ED Message


“Design doesn't look for the truth or the perfect answer. Design looks for a better answer than the current situation.” - Patrick Whitney

Design is not only about the creation of beautiful and functional objects. It weaves together the fabrics of activities, community, traditions, and most importantly people, to bring about remarkable improvements.

The pandemic reminds us that the key problems we face in current situations are often global in nature.  They can range from better-fitting masks to containers for vaccines that need to be stored at ultra-low temperatures, and from websites disseminating crucial coronavirus updates to control measures that support quarantine logistics.  These are all global problems.  Problems that need solutions.

All of these solutions are designed. They do not magically appear overnight out of nothing. A person or a team has examined our requirements and designed the masks, containers, websites and quarantine procedures.  Designers have examined the situation, investigated the context, tested the materials, prototyped the products, considered the production logistics… and after many iterations, delivered a solution.
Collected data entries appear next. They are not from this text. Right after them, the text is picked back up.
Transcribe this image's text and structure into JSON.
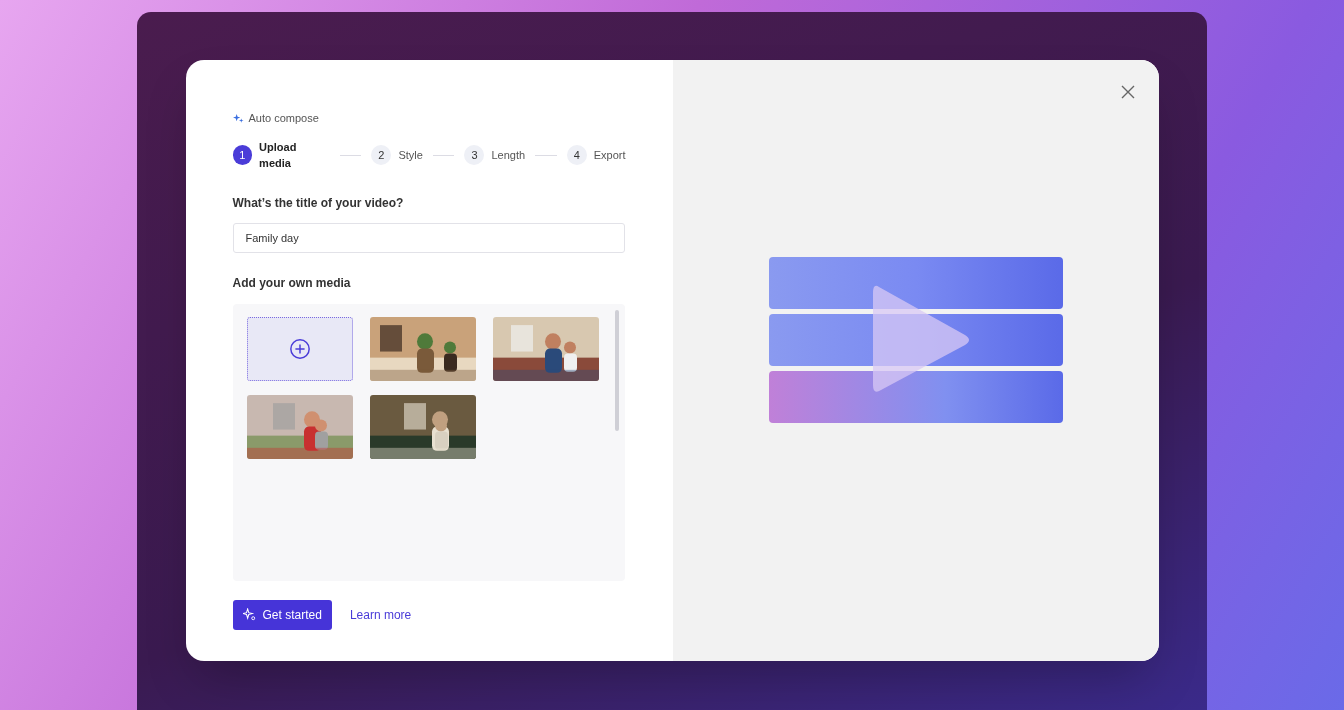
{
  "header": {
    "label": "Auto compose"
  },
  "steps": [
    {
      "number": "1",
      "label": "Upload media",
      "selected": true
    },
    {
      "number": "2",
      "label": "Style",
      "selected": false
    },
    {
      "number": "3",
      "label": "Length",
      "selected": false
    },
    {
      "number": "4",
      "label": "Export",
      "selected": false
    }
  ],
  "title_field": {
    "label": "What’s the title of your video?",
    "value": "Family day"
  },
  "media": {
    "label": "Add your own media",
    "items": [
      {
        "kind": "add"
      },
      {
        "kind": "picture"
      },
      {
        "kind": "picture"
      },
      {
        "kind": "picture"
      },
      {
        "kind": "picture"
      }
    ]
  },
  "primary_button": "Get started",
  "link": "Learn more"
}
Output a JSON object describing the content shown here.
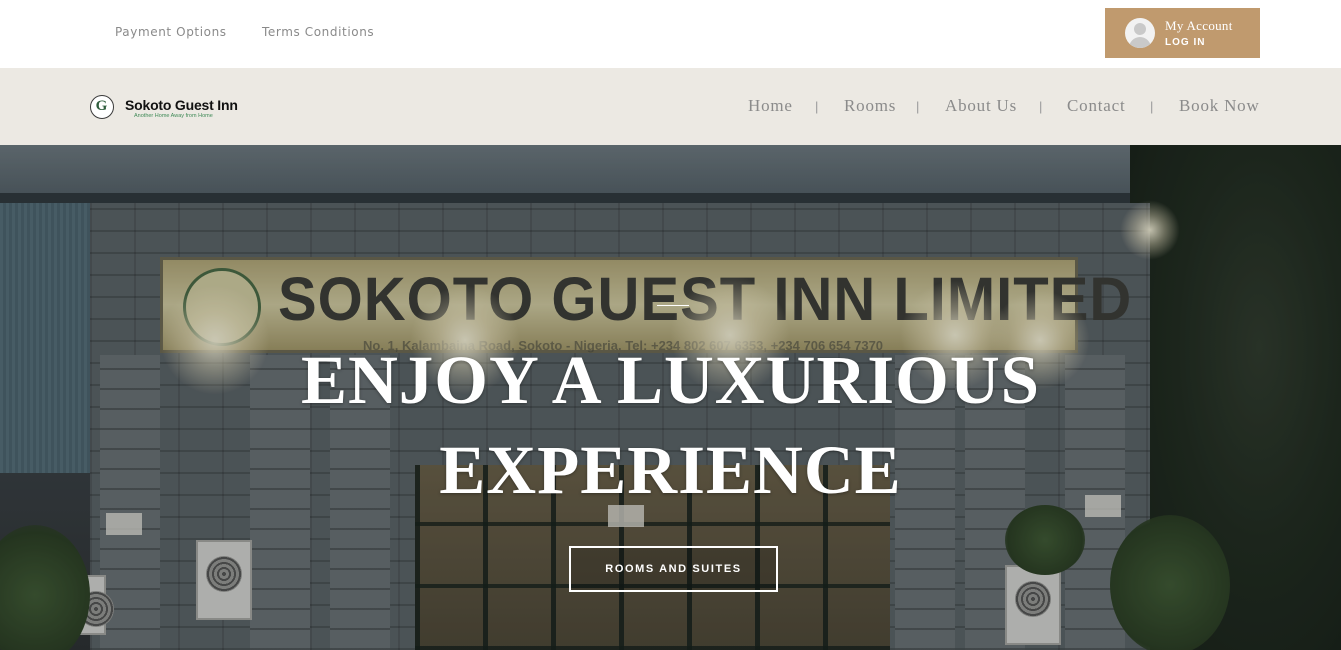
{
  "topbar": {
    "links": [
      "Payment Options",
      "Terms Conditions"
    ],
    "account": {
      "title": "My Account",
      "action": "LOG IN",
      "icon": "user-avatar-icon",
      "color": "#c09a6e"
    }
  },
  "brand": {
    "logo_letter": "G",
    "name": "Sokoto Guest Inn",
    "tagline": "Another Home Away from Home"
  },
  "nav": {
    "items": [
      "Home",
      "Rooms",
      "About Us",
      "Contact",
      "Book Now"
    ],
    "separator": "|",
    "background": "#ece9e3"
  },
  "hero": {
    "photo_sign_text": "SOKOTO GUEST INN LIMITED",
    "photo_sign_subtext": "No. 1, Kalambaina Road, Sokoto - Nigeria. Tel: +234 802 607 6353, +234 706 654 7370",
    "headline_line1": "ENJOY A LUXURIOUS",
    "headline_line2": "EXPERIENCE",
    "cta_label": "ROOMS AND SUITES"
  }
}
But designers alone are not enough.

We genuinely believe we can come up with better answers when design becomes a social and communicative process.  Through braiding together the views and expertise from all stakeholders, co-creation can cut across overlaying boundaries to develop mutually valuable outcomes.  Sitting right at the centre of this creative process are the users themselves and their wealth of lived experiences: the user-experts.

Design Thinking is a human-centric design approach drawing inputs from various stakeholders to solve real and complex problems. In this context, a designer’s role is not just to come up with solutions to a fixed question, but to systematically facilitate the framing – and constant re-framing – of the problems, through communication and the sharing of concerns.

Both communication and community can be traced back to the Latin word communis meaning “common, public, general, shared by all or many". Only by working with the community and communicating constantly can we come up with better answers. A better community.

Good design is good community.

Let’s Co-Design for a better and brighter future.